Марлоу прервал свою речь. Огни скользили по реке – маленькие огоньки, зеленые, красные, белые; они преследовали друг друга, догоняли, сливались, потом снова разъединялись медленно или торопливо. В сгущающемся мраке движение на бессонной реке не прекращалось. Мы смотрели и терпеливо ждали – больше нечего было делать, пока не окончится прилив; но после долгого молчания, когда он нерешительно сказал: "Думаю, вы, друзья, помните, что однажды я сделался ненадолго моряком пресных вод", – мы поняли, что до начала отлива нам предстоит прослушать одну из неубедительных историй Марлоу.

Перевод Александры Кривцовой

Вопросы.

Какой смысл получает в этом фрагменте оппозиция света и тьмы? Как этот смысл развертывается в дальнейшем действии?

Почему Марлоу вспоминает о Древнем Риме? Какие параллели между древностью и современностью подразумеваются или проводятся прямо?

Римлян Марлоу называет не колонизаторами, а завоевателями. В чем разница?

Завоевание Земли, по мнению Марлоу, цель не очень-то хорошая. Искупает ее только Идея. Какую идею он имеет в виду? Какое отношение это имеет к истории Курца?

Что Марлоу имеет в виду, когда говорит о «чарующей силе в отвратительном»?

Какой смысл вы видите в уподоблении Марлоу проповедующему Будде?

Повествователь рассуждает о рассказах моряков: они «отличаются простотой, и смысл их как бы заключен в скорлупу ореха. Но Марлоу не был типичным представителем моряков (если исключить его любовь сочинять истории), и для него смысл эпизода заключался не внутри, как ядрышко ореха, но в тех условиях, какие вскрылись благодаря этому эпизоду». Прокомментируйте.

Почему рассказы Марлоу названы неубедительными (возможен другой перевод: to hear about one of Marlow's inconclusive experiences)?

 

Капсула: Колонии и империи

Что вы знаете о колониальном разделе мира? Какие территории принадлежали Великобритании, какие – другим странам?

В апреле 1917 года была опубликована работа Ленина «Империализм, как высшая стадия капитализма». Новым в ней было не то, что современность определялась как «эпоха империй», а то, что империализм выводился из капитализма, понимался как его выражение. Ленин, в соответствии с марксистской доктриной, растворял политику в экономике.

Между тем современники понимали империализм именно как политический принцип, суть которого заключалась в том, что из единого центра осуществлялось управление более ил менее удаленными территориями, различающимися по населению, природным условиям, политическому устройству. Империалистическим такой порядок называют не по внутриполитическим, а по внешнеполитическим («геополитическим») основаниям.
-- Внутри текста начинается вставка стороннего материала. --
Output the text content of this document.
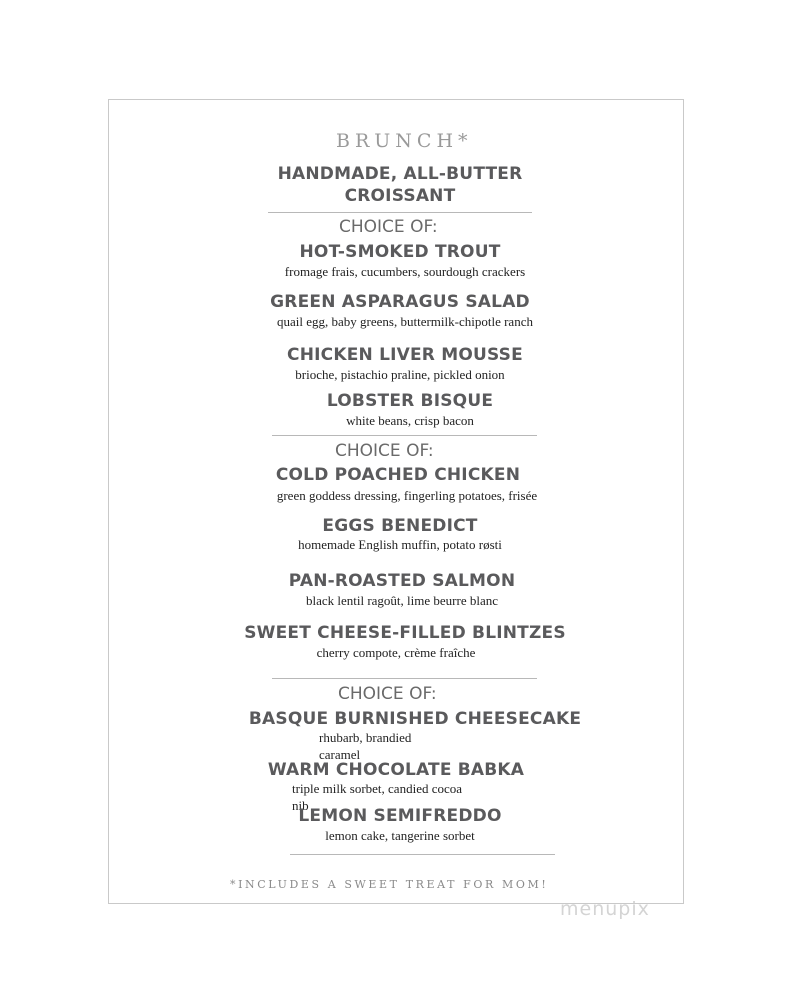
BRUNCH*
HANDMADE, ALL-BUTTER
CROISSANT
CHOICE OF:
HOT-SMOKED TROUT
fromage frais, cucumbers, sourdough crackers
GREEN ASPARAGUS SALAD
quail egg, baby greens, buttermilk-chipotle ranch
CHICKEN LIVER MOUSSE
brioche, pistachio praline, pickled onion
LOBSTER BISQUE
white beans, crisp bacon
CHOICE OF:
COLD POACHED CHICKEN
green goddess dressing, fingerling potatoes, frisée
EGGS BENEDICT
homemade English muffin, potato røsti
PAN-ROASTED SALMON
black lentil ragoût, lime beurre blanc
SWEET CHEESE-FILLED BLINTZES
cherry compote, crème fraîche
CHOICE OF:
BASQUE BURNISHED CHEESECAKE
rhubarb, brandied
caramel
WARM CHOCOLATE BABKA
triple milk sorbet, candied cocoa
nib
LEMON SEMIFREDDO
lemon cake, tangerine sorbet
*INCLUDES A SWEET TREAT FOR MOM!
menupix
К концу XIX века несколько могущественных держав разделили мир на сферы влияния.

Политический смысл слова «колония» кажется самоочевидным. Это не так. Древние греки основывали свои поселения по берегам Средиземного и Черного морей, жили в этих поселениях чрезвычайно обособленно, общение с аборигенами сводилось к торговле. Никто из них не пытался навязать скифам или иберам греческий язык, греческую религию или демократию, никто не рассматривал такие поселения как форпост для продвижения вглубь материка.
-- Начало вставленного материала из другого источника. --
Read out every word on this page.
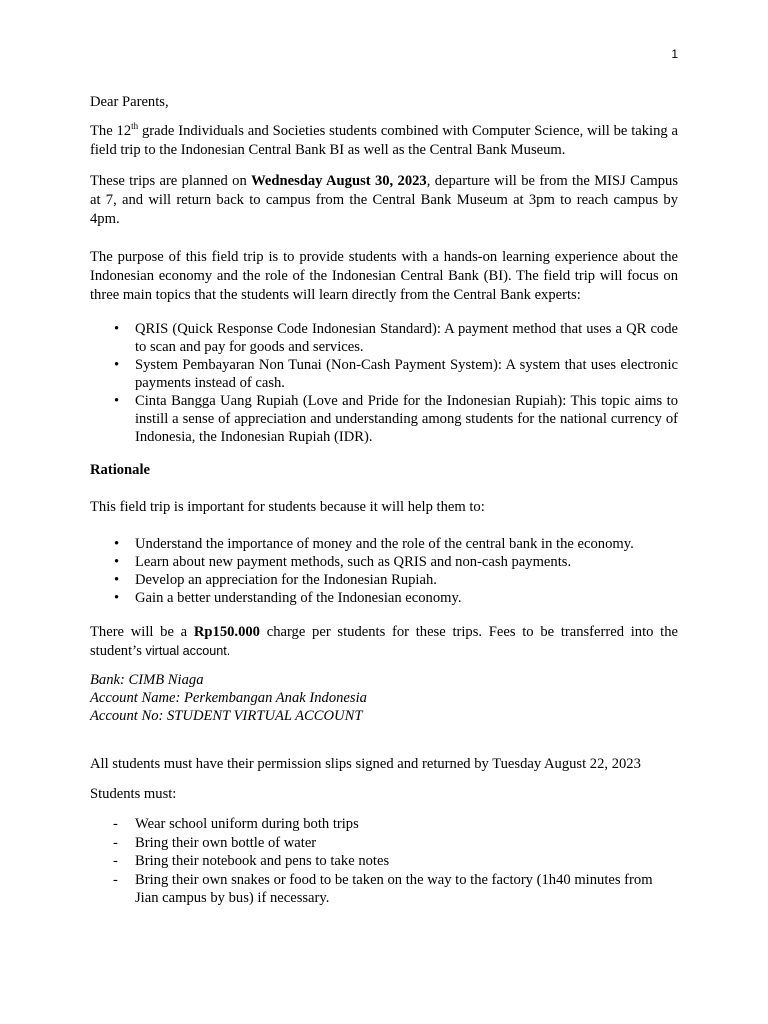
1

Dear Parents,

The 12th grade Individuals and Societies students combined with Computer Science, will be taking a field trip to the Indonesian Central Bank BI as well as the Central Bank Museum.

These trips are planned on Wednesday August 30, 2023, departure will be from the MISJ Campus at 7, and will return back to campus from the Central Bank Museum at 3pm to reach campus by 4pm.

The purpose of this field trip is to provide students with a hands-on learning experience about the Indonesian economy and the role of the Indonesian Central Bank (BI). The field trip will focus on three main topics that the students will learn directly from the Central Bank experts:

• QRIS (Quick Response Code Indonesian Standard): A payment method that uses a QR code to scan and pay for goods and services.
• System Pembayaran Non Tunai (Non-Cash Payment System): A system that uses electronic payments instead of cash.
• Cinta Bangga Uang Rupiah (Love and Pride for the Indonesian Rupiah): This topic aims to instill a sense of appreciation and understanding among students for the national currency of Indonesia, the Indonesian Rupiah (IDR).

Rationale

This field trip is important for students because it will help them to:

• Understand the importance of money and the role of the central bank in the economy.
• Learn about new payment methods, such as QRIS and non-cash payments.
• Develop an appreciation for the Indonesian Rupiah.
• Gain a better understanding of the Indonesian economy.

There will be a Rp150.000 charge per students for these trips. Fees to be transferred into the student’s virtual account.

Bank: CIMB Niaga
Account Name: Perkembangan Anak Indonesia
Account No: STUDENT VIRTUAL ACCOUNT

All students must have their permission slips signed and returned by Tuesday August 22, 2023

Students must:

- Wear school uniform during both trips
- Bring their own bottle of water
- Bring their notebook and pens to take notes
- Bring their own snakes or food to be taken on the way to the factory (1h40 minutes from Jian campus by bus) if necessary.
Римляне в этом смысле колонизацией не занимались вообще. В Новое время португальцы, испанцы, голландцы, англичане, французы, русские использовали разные колониальные стратегии. Колониальные империи были очень разными, отношения с метрополией строились по разным моделям, по-разному организовывалась внутренняя жизнь. Местная администрация могла сохраняться или заменяться колониальной. Территория могла считаться заморским департаментом, и тогда там действовали те же органы управления, что в метрополии. В иных случаях надо говорить лишь о сильном экономическом или культурном влиянии, о политическом или военном присутствии. Термин «колония» стирает разницу между колониями, полуколониями, доминионами, заморскими департаментами, подмандатными, управляемыми территориями, в некоторых случаях весьма важную. А США вообще никогда не проводили политику колониализма. Отношения США даже с теми странами, где их влияние было наиболее сильным, никогда не строились по колониальной модели. Доминируя почти столетие в странах Латинской Америки, США никому не оставили в наследство ни языка, ни религии. (Как особый случай следует рассматривать Филиппины, где английский язык вытесняет испанский, возможно, именно потому, что не воспринимается как язык колонизаторов.) Тринидад и Ямайка получили английский язык не от Америки, а от Англии – прежней колониальной метрополии.

Не подлежит сомнению, что империалистический и колониальный порядок XIX века предполагал неравенство по признаку территории и расы. Благополучие Европы обеспечивалось хищнической эксплуатацией человеческих и природных ресурсов колоний. Прямое насилие по отношению к туземным народам и даже в некоторых случаях геноцид – позорный факт истории Европы, которого старались не замечать о котором предпочитали не думать. Считалось, что европейские нации, далеко ушедшие вперед по дороге процесса, цивилизуют отсталые народы, искореняют варварство, приобщают туземцев к европейским ценностям.

При всей авторитетности современной антиколониальной критики, нельзя не признать, что для такого понимания империалистической политики тоже есть основания.

Дата: 2019-07-30, просмотров: 294.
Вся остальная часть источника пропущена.